Since laser treatments can cost as much as $1,000 per visit and as many as 10 visits might be required to remove one tattoo, the procedure is generally something low-income teens and young adults cannot afford, said Sister June Wilkerson, a Dominican nun who sits on the coalition’s committee of directors and runs its tattoo-removal program.
“Tattoos are barriers,” said Milton Braswell, a prevention and victim services specialist for the Youth Authority. “If one wants to make a step or get employment, it would be beneficial to not have a tattoo.”
In the Panorama City tattoo-removal program, free treatments have benefited residents of struggling Blythe Street, which dissects one of the Valley’s poorest neighborhoods.
Since last fall, 25 ex-members of the Blythe Street Dukes have had tattoos removed, according to Sister Margaret Rose Welch, a member of the Immaculate Heart Community that coordinates the effort.
Administrators of all these programs suggest that participants perform their community service by interacting with schoolchildren, aiding the police or helping with the hospital care of others.

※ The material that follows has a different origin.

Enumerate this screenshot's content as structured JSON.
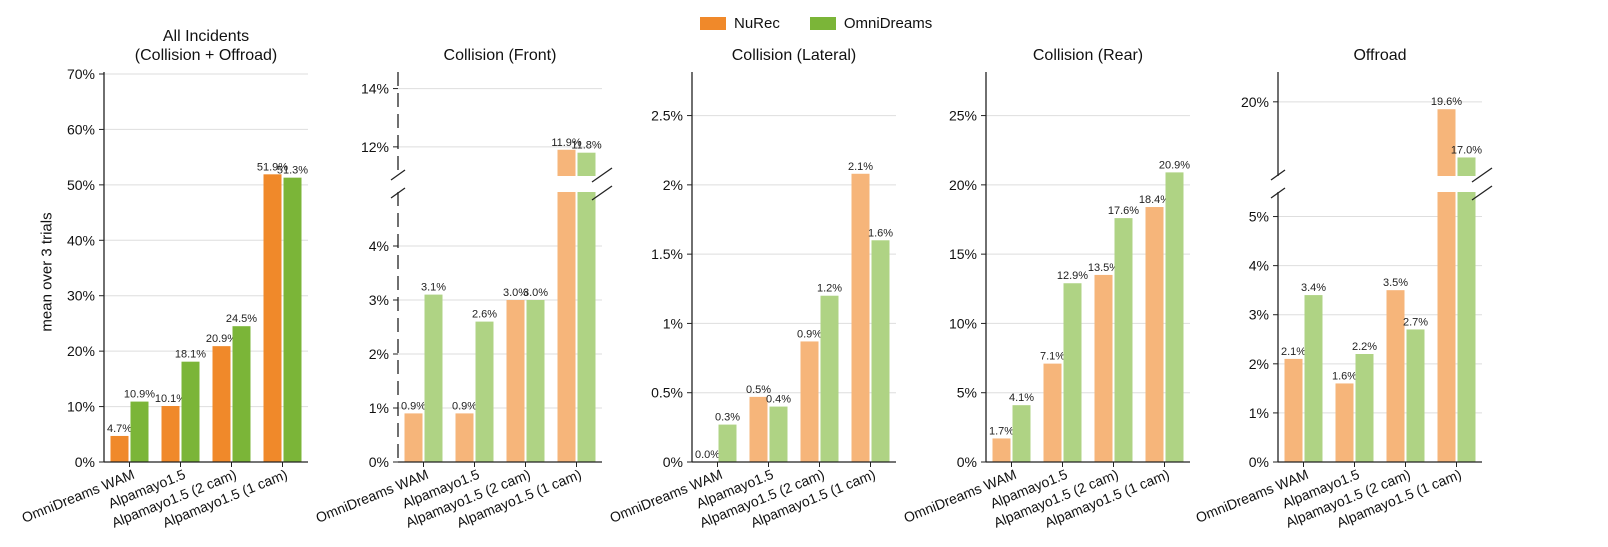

“What we’re trying to do is not just give participants a job where they’re counting papers or something,” Wilkerson said. “We want to broaden them.”
Arellano, who, despite her tattoos, found work selling shoes at Kids Footlocker in the Northridge Fashion Center, mentors younger girls at Lawrence Middle School in Chatsworth, warning them about the perils of gang life.
Roman said he hopes to volunteer in some capacity at Olive View-UCLA Medical Center in Sylmar, while he finishes computer software and business courses at the North Valley Occupational-Pacoima Skills Center in Mission Hills.
Following his first laser treatment at Providence Holy Cross, Michael, another participant who requested his last name be withheld, found himself encouraged to talk with elementary schoolchildren about gangs.
The 35-year-old North Hollywood resident said he knows all too well the dangers of gang insignia.
Seven men attacked and beat Michael two months ago outside a Los Angeles supermarket after they allegedly mistook him for an active rival, he said, pointing to the resulting scars atop his shaven head.
“One of them tried to stab me,” Michael said.
The broad “diesiocho” that spans the back of Michael’s neck is a version of the Spanish word for “18,” representing his bygone membership in the 18th Street gang in Los Angeles.
Michael said that as a younger man he was stabbed 17 times in the back with an ice pick and took a bullet from rivals at the age of 20.
At the time of the most recent attack, Michael had been out of his old gang for 13 years, he said. Something had to be done.
Something was. Michael barely flinched as the laser connected.
“That hurt like a son of a gun,” he said after his first treatment. “It didn’t hurt as much as getting shot, but it hurt.”